Ward 3 Councilman, Las Vegas City Council
- In office 2011–2019
- Preceded by: Gary Reese
- Succeeded by: Olivia Diaz

Member of the Nevada Senate from the Clark 10 district
- In office 2002–2010
- Preceded by: New District
- Succeeded by: Ruben Kihuen

Member of the Nevada Senate from the Clark 3 (Dual-Member District) district
- In office 1986–2002 Serving with John Vergiels (1986-1992) Sue Lowden (1992-1996) Valerie Wiener (1996-2002)
- Preceded by: Helen A. Foley
- Succeeded by: Dual-Member District dissolved, Single-Member District 10 created

Member of the Nevada Assembly from the Clark 9 district
- In office 1982–1986
- Preceded by: Helen A. Foley
- Succeeded by: Eileen B. Brookman

Personal details
- Born: October 7, 1942 (age 83) Anaheim, California, U.S.
- Party: Democratic
- Spouse: Mary Coffin
- Children: 3
- Profession: Business owner

= Bob Coffin =

American politician

James Robert Coffin (born October 7, 1942 in Anaheim, California) is an American politician.

==Early life and personal life==
He was born on October 7, 1942 in Anaheim, California. He attended Bishop Gorman High School, then attended University of Nevada, Las Vegas, graduating with a BS in Accounting/Business Administration. He was in the United States Army Reserve in 1962.

==Career==
From 1973 to 1974, he was president of the Nevada Golf Association. In 1970, he was the Nevada Amateur Golf Champion. From 1977 to 1978, he was a national committeeman of the Young Democrats of Nevada.

He was a member of the Nevada Assembly from 1983 through 1986. He was a Democratic member of the Nevada Senate, representing Clark County District 10, from 1987 until 2011.
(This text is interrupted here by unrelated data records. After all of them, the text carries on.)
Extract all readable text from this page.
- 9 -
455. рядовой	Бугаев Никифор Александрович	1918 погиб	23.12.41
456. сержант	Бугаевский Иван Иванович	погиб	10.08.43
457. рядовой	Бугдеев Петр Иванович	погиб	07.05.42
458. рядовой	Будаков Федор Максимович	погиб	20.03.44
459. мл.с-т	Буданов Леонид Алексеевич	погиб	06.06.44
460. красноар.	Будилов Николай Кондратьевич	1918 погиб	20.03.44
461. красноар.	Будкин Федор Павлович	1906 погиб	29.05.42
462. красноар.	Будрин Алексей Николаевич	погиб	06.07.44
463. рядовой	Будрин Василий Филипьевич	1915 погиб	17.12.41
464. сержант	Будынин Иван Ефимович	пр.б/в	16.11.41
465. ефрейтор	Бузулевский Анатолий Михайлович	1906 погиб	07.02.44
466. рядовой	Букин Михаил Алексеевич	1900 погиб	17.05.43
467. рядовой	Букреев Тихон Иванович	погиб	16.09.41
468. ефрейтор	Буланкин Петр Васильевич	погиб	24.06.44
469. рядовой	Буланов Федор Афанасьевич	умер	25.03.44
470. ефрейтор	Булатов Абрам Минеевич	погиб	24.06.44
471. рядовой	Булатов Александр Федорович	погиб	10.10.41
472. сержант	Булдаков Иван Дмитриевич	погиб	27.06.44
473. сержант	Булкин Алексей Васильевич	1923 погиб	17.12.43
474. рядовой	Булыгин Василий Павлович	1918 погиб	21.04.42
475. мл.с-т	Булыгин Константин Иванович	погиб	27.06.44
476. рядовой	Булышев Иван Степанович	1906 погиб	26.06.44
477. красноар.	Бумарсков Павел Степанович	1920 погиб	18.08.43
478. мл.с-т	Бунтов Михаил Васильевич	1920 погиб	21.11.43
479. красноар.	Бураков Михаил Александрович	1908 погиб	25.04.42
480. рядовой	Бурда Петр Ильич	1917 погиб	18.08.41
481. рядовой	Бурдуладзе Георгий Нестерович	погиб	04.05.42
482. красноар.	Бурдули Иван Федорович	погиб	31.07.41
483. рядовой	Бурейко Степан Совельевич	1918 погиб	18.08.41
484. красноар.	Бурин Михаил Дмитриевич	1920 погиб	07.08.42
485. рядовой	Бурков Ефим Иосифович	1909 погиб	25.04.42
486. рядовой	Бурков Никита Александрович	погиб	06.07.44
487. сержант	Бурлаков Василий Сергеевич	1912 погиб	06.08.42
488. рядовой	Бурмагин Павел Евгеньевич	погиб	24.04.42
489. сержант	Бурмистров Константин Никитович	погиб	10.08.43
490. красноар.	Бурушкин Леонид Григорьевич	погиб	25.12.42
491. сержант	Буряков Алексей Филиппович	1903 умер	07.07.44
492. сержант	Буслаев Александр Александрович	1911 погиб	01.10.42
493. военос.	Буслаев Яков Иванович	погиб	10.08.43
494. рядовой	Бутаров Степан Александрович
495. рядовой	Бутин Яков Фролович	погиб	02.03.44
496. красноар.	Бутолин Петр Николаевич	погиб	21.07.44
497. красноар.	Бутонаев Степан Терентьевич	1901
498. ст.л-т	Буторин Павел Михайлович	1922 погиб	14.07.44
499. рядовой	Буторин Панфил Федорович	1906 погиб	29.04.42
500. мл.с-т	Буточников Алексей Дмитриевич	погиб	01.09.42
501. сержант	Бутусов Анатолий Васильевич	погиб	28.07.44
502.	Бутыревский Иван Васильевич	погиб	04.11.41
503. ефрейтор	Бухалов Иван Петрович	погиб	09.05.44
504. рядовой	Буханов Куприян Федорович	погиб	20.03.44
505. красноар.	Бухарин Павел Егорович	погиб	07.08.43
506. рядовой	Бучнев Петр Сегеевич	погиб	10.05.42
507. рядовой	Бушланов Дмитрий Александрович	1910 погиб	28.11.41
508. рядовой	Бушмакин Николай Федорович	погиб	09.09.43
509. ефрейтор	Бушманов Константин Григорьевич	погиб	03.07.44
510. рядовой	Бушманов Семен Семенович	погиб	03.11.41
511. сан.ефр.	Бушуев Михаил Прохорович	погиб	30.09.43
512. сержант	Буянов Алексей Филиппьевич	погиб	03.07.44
In 1990, he worked as an international observer at the Nicaraguan elections. In 1999, his profile on the Nevada Legislature website described him as an insurance broker and antiquarian book dealer, alongside his role as a legislator.

===Las Vegas council (2011-2019)===
He was a Las Vegas city councilman, representing the city's east side in Ward 3 from 2011 to 2019. In 2018, he supported a measure to request to increase taxes to support housing for homeless in the city. He later expressed frustration when the measure didn't pass. In May 2019, he voted in favor of a measure which legalized cannabis lounges in the Las Vegas valley. In 2019, he announced he would be retiring from the city council. According to Coffin, he decided not to run for another term due to lingering back issues.

==Personal life==
Coffin is Mexican American. He and his wife Mary have two children. He also has a son from his first marriage.